В кухне Любской был большой беспорядок. На плите кипел бульон; недоглаженное платье было забыто горничной, которая, важно облокотясь на доску, кричала страшно. Перед ней стояла маленькая женщина в шелковом салопе и в шляпке с помятыми цветами. То была горничная Ноготковой. Денщик с нафабренными усами, с гордой осанкой, стоял в шинели, навьюченный чубуками, фуражкой, саблей и сюртуком.
Сидоровна, вся в лохмотьях, с веревкой в руке, жалась в углу у дров, только что ею принесенных.
Разговор был горячий между горничными и денщиком.
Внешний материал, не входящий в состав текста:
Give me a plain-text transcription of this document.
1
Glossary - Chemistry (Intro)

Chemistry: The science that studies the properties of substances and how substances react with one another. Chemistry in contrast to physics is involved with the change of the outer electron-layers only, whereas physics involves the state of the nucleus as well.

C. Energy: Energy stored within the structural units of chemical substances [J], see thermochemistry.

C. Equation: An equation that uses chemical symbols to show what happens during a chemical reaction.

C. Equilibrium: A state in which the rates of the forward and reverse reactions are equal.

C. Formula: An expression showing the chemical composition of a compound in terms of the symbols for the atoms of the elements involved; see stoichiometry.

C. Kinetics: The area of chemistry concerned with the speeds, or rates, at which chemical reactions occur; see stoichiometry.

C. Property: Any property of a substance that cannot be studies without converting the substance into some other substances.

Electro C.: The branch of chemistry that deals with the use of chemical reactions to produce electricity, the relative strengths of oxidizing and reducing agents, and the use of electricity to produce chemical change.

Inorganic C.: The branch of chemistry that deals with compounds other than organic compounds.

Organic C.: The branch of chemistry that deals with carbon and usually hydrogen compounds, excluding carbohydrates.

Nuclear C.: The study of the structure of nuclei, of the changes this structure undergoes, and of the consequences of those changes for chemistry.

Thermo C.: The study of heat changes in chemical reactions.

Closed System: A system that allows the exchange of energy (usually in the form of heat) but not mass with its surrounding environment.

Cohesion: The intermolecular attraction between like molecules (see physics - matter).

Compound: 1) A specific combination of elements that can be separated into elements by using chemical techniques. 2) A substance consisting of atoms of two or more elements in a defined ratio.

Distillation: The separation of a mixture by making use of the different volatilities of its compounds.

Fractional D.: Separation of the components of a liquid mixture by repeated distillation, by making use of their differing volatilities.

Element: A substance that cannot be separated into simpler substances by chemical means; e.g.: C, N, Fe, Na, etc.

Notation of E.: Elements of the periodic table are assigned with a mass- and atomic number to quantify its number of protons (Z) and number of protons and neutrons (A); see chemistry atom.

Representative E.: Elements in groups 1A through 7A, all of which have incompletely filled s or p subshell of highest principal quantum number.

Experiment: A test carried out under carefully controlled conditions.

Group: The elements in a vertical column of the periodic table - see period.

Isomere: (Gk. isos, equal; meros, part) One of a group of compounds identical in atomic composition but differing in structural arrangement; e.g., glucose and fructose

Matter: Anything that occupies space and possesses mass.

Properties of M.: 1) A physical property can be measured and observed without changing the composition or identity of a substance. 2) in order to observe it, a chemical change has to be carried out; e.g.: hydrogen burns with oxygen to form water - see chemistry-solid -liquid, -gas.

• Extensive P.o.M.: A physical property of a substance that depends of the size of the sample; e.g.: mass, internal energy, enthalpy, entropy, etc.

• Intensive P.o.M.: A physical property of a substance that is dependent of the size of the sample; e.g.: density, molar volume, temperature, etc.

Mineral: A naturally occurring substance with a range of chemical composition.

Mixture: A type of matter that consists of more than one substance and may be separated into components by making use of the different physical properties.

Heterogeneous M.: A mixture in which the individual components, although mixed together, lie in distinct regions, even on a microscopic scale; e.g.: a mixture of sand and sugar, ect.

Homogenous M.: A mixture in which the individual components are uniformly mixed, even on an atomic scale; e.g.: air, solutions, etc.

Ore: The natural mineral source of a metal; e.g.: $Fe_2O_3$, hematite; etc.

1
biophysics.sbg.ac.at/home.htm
Они не скоро заметили приход прачки, ее дочери и Семеныча. Елена Петровна встретила последнего радостным восклицанием; но камердинер не заметил ее и прямо адресовался с вопросом к денщику:
– - Переезжаете?
– - Да, мы любим по-походному: сегодня здесь, а завтра там.
И он указал на горничную Ноготковой, которая отвечала:
– - Да я не то что Олена Петровна: я воли вам не дам-с.
– - Ну так мы приступом возьмем.
Смех раздался в кухне.
– - Прощайте, Олена Петровна, -- начала прачка, толкая Катю, которая протянула губы к горничной.
– - Это куда разрядилась? -- спросила горничная Любской.
– - Учиться,-- с гордостью отвечала Катя.
– - А глаза что красны: мать, что ли, била?
– - Ах, Олена Петровна! когда же я ее била? -- обидчиво заметила прачка.
– - Мы пришли проститься с вашей барыней.
– - Некогда -- плачет! -- отрывисто отвечала горничная и подмигнула денщику, который самодовольно закрутил усы.
Семен Семеныч лукаво улыбнулся и шепнул горничной Ноготковой:
– - Чай, и ваша скоро заплачет?
– - Наша не из таких: она плакать не станет, а глаза выцарапает.
И она обратилась к Олене Петровне и озабоченно продолжала:
– - Так розовое наденут? Ну и наша розовое, только с иголочки. Прощай, Оля! Заходи кофейку испить.
Горничные дружно поцеловались и расстались.
– - Важнеющая особа! -- заметил денщик, провожая глазами горничную Ноготковой.
– - Да, только язык-то длинен! -- с сердцем заметила Олена Петровна.
Прачка обратилась к ней с вопросом:
– - Нельзя ли доложить?
– - Отвяжись ты от меня! -- грубо закричала Олена Петровна. И, закатив глаза под лоб, она обратилась к денщику и нежно сказала: -- Прошу лихом не вспоминать нас. Заверните когда-нибудь вечерком.
Денщик гордо раскланялся и ушел.
Сидоровна и ему отвесила всегдашний раболепный поклон, на который обыкновенно никто из приходящих и уходящих не отвечал ей.
Через полчаса Катя сидела на скамейке в спальне у Любской, которая переплетала густые косы будущей актрисы.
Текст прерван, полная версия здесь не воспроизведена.